Les phénomènes météorologiques violents qui sont à l'origine d'inondations ou de périodes de fort débit endommagent ou emportent fréquemment les ponts ferroviaires et les ponceaux, et cela pourrait compromettre la sécurité ferroviaire lorsque les risques ne sont pas reconnus ou qu'ils ne sont pas atténués de façon appropriée.

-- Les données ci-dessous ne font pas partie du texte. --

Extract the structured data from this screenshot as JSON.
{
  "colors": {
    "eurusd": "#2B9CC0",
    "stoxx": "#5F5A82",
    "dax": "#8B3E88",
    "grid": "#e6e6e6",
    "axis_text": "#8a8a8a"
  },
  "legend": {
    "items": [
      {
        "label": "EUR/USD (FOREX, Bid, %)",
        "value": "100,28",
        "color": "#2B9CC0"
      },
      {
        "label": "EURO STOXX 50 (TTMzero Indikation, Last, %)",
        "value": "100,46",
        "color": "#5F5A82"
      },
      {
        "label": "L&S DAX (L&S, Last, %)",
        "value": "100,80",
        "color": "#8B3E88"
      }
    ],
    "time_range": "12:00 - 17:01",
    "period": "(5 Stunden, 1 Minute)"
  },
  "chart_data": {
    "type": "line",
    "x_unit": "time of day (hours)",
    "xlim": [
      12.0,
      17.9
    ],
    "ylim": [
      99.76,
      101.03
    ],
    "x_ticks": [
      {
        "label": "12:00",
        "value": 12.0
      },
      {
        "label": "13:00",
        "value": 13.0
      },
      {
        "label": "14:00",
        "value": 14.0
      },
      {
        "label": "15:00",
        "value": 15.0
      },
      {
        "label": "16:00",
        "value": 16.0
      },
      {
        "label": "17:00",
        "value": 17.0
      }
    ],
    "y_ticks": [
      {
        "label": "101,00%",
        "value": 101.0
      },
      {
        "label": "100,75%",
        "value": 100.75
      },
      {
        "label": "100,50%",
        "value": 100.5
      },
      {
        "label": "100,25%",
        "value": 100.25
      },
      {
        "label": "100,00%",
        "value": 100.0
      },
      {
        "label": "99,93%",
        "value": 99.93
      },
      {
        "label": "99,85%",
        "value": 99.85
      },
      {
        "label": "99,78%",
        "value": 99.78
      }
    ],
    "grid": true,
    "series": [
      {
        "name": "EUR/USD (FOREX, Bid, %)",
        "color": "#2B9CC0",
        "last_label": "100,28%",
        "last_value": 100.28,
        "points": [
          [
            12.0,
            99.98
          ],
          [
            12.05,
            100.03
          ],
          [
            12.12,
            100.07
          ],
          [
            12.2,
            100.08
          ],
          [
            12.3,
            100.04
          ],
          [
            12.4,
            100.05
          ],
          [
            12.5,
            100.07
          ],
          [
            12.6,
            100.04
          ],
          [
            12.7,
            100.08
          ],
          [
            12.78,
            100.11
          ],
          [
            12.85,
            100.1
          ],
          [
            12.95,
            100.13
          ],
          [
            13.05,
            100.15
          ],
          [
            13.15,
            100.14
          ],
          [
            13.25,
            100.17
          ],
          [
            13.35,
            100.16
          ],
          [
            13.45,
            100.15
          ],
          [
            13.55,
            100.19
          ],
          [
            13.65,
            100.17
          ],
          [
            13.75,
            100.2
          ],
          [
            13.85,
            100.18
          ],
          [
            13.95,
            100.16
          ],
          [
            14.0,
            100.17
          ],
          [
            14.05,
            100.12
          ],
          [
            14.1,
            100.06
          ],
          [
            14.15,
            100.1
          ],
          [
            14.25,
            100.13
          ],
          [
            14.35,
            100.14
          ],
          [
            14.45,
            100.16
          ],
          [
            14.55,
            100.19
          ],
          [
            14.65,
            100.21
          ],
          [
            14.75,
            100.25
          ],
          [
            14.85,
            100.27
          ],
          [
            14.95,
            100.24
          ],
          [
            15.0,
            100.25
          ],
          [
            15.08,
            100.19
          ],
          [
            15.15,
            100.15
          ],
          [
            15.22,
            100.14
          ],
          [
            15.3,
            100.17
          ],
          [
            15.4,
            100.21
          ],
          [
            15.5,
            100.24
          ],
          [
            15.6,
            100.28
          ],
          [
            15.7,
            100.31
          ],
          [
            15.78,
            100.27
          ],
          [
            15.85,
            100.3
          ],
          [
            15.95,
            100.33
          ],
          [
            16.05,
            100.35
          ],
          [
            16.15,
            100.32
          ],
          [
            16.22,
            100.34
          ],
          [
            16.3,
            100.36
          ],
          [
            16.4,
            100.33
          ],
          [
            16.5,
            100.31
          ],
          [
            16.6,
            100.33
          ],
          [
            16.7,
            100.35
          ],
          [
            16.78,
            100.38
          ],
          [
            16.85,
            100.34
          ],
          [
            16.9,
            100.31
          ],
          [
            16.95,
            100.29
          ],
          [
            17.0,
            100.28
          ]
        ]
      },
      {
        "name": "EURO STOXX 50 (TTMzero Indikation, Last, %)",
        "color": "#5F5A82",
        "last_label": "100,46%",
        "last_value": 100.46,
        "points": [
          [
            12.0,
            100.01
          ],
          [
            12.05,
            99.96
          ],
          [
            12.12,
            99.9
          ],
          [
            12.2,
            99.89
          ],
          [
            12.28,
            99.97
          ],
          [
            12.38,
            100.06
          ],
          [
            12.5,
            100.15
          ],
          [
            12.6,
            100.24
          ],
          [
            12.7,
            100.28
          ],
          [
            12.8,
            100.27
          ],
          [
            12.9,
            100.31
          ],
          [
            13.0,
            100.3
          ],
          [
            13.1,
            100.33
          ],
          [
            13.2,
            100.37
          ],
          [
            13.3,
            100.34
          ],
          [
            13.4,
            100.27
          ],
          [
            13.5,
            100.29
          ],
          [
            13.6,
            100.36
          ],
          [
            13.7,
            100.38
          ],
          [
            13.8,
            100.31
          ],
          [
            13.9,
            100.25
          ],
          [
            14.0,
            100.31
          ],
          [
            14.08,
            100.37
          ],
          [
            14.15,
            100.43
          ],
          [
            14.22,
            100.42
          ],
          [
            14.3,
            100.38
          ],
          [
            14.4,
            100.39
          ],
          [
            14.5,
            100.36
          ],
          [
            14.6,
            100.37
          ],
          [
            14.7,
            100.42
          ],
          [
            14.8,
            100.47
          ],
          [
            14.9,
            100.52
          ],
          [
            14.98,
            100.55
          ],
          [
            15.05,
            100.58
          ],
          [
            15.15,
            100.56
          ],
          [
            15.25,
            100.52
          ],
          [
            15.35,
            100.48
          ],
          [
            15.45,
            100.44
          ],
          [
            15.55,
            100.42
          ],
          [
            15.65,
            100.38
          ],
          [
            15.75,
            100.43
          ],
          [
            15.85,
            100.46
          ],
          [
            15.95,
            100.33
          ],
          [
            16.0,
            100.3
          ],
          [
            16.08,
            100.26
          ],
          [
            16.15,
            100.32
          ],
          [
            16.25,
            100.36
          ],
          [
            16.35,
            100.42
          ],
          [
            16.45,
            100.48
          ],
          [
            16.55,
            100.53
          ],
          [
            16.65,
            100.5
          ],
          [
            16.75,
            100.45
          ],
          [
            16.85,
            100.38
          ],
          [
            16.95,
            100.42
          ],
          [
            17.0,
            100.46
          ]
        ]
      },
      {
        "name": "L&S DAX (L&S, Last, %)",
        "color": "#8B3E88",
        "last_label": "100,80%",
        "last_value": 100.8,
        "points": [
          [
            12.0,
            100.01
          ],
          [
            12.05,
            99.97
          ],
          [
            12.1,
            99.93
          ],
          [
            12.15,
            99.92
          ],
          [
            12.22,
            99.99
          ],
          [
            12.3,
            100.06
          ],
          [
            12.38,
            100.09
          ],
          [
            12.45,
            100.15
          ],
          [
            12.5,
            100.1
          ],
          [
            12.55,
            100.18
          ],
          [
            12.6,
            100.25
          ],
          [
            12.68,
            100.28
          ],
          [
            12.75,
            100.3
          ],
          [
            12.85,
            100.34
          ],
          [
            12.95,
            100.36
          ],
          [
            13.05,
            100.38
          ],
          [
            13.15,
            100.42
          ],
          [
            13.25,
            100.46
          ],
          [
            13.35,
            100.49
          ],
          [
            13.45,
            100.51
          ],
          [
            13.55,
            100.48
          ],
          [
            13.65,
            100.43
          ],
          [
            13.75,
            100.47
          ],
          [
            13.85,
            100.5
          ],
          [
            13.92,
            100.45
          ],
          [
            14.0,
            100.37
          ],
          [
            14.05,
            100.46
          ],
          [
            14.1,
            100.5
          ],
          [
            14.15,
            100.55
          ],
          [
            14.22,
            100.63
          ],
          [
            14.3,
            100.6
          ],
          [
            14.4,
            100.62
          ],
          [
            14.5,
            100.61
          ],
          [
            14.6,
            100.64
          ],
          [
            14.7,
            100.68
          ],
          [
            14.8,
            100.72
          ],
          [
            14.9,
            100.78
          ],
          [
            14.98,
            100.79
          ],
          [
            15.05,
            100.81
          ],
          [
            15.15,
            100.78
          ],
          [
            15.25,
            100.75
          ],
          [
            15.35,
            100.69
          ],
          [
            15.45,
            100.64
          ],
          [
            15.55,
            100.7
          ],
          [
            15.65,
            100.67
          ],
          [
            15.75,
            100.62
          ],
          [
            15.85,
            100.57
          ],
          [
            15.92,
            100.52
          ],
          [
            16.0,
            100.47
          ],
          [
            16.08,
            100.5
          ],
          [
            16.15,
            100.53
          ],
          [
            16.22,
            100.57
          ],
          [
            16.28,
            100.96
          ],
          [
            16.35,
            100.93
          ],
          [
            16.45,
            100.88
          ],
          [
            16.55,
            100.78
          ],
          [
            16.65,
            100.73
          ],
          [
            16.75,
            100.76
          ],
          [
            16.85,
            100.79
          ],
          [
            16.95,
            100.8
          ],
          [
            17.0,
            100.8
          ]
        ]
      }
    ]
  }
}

Les aspects qui devraient être pris en considération incluent, sans toutefois s'y limiter, ce qui suit :

  • déterminer les ponts qui sont vulnérables à l'affouillement ou à la migration latérale des cours d'eau;
  • repérer les régions qui sont reconnues comme étant sujettes aux inondations ou aux périodes de fort débit;
  • cerner les ponts qui ont subi des dommages à la suite d'un phénomène précédent;
  • identifier les ponts essentiels pour déterminer si les inondations ou les périodes de fort débit prévues peuvent entraîner des conséquences ainsi que la date et le lieu;
  • connaître l'état de la neige accumulée et les répercussions du ruissellement du printemps;
  • connaître les effets des barrages de l'écoulement glaciaire et de l'accumulation d'autres débris sur la substructure;
  • élaborer et mettre en œuvre des méthodes acceptables visant à protéger les ponts avant, pendant et après une inondation ou une période de fort débit;
  • concevoir et mettre en œuvre des technologies de surveillance qui pourraient prévoir les défaillances causées par les répercussions d'un phénomène;
  • utiliser des sonars, des capteurs et d'autres technologies intelligentes pour surveiller les ponts où l'affouillement serait dangereux;
  • définir les exigences liées aux compétences et à la formation des inspecteurs pour surveiller les ponts pendant un phénomène;
  • élaborer des processus visant à surveiller les phénomènes météorologiques violents;
  • définir la fréquence et la portée des inspections qui doivent être réalisées pendant une inondation ou une période de fort débit;
  • déterminer les méthodes considérées comme acceptables pour effectuer des inspections sous l'eau lorsqu'il est impossible de recourir à des plongeurs.

Point c.

Des renseignements concernant la fatigue des ponts ferroviaires se trouvent dans le « Manual for Railway Engineering » de l'AREMA, volume 2. Il est admis que certaines compagnies de chemin de fer emploient d'autres méthodes et normes.